Meinung: Provokation mit Prothesen

Gender-Spiel auf der Pariser Fashion Week: ein Mann mit Brüsten, eine Frau mit Waschbrettbauch. Der Designer Duran Lantink entlarvt die Grenzen unserer Offenheit.

Der Kontrast knallt. In einem sterilen Raum hocken Angestellte hinter Aktenbergen, verschwinden im Weiß des Papiers. Sie stempeln Dokumente. Heften ab. Büromonotonie. Doch da: Ein Model schreitet die Treppe herab. Schwarze Stoffhose, nackter Oberkörper – und an dem wippen sie. Doppel D. Prall, fleischig, fast absurd perfekt. Eine Brustprothese. Und das Model? Ein Mann.

Gender-Clash bei der Fashion Week

Diese Szene ging viral. Paris, Fashion Week, Anfang März. Verantwortlich dafür? Duran Lantink. Ein Designer aus den Niederlanden, 37 Jahre alt, bekannt für voluminöse Silhouetten. Der Brustprothesen-Mann war der Abschluss seiner „Duranimal“-Kollektion für den Herbst 2025. Ein Spiel mit Witz und Provokation, mit Grenzen und Idealen. 

Und das Pariser Publikum? Lächelnde Gesichter, verwirrte, ja, überraschte Blicke. War das eben ein Mann – mit Frauentorso? Die kollektive Irritation ist mehr als nur ein körperlicher Reflex. Die Reaktionen entlarven, wie starr unsere Vorstellungen von Körpern, Identität und Geschlechtern noch immer sind. Trotz aller Genderdebatten.

Die unterschiedlichen Reaktionen werfen Fragen auf

Dabei begann Lantinks Show bereits mit einem Seitenhieb gegen Geschlechtergrenzen. Das Auftakt-Model: eine braunhaarige Frau – mit Männer-Waschbrettbauch-Prothese. Doch hier reagierte das Publikum nicht so doll. Warum wirkt ein Mann mit Doppel-D-Prothesen wie eine Grenzüberschreitung, während eine Frau mit künstlichem Sixpack fast beiläufig hingenommen wird? Weil Männlichkeit bei Frauen als Kostüm taugt, aber Weiblichkeit bei Männern immer noch potenziell lächerlich wirkt?
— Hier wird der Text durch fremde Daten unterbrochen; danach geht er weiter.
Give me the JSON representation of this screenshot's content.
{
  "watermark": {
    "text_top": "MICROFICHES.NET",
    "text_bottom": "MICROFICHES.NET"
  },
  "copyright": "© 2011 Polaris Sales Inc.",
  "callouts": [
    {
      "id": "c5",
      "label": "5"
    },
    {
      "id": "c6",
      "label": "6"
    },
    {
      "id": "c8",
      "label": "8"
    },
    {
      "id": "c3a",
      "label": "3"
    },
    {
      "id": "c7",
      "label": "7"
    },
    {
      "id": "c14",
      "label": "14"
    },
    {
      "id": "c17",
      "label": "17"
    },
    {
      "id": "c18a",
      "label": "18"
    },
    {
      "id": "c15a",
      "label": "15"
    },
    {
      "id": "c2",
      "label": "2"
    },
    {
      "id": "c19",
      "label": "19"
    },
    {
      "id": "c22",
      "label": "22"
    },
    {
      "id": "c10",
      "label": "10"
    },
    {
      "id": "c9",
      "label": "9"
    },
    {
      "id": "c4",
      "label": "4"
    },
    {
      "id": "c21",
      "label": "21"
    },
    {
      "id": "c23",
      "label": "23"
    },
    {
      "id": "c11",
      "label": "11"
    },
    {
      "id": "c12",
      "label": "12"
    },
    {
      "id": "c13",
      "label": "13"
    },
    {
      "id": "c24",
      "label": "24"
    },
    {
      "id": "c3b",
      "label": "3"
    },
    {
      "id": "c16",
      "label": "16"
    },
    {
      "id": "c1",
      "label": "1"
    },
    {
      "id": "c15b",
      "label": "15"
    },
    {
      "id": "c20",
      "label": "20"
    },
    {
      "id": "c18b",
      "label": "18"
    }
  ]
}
Die unterschiedlichen Reaktionen sind interessant, weil sie eine gesellschaftliche Frage aufwerfen: Wer hat das Recht auf Transformation – und sind wir da gleich streng mit allen Menschen? 

In Zeiten, in denen Geschlechterrollen so fluide wie nie scheinen, ist Lantinks Spiel mit dem Schockmoment ein Realitätscheck. Die Grenzen sitzen immer noch tiefer, als wir denken. Deshalb ging diese Szene viral. Was hier provoziert, ist nicht der Schaumstoff auf der Haut, sind nicht die wippenden Brüste – sondern das Bild, das wir von Geschlechtern haben. Und von uns selbst.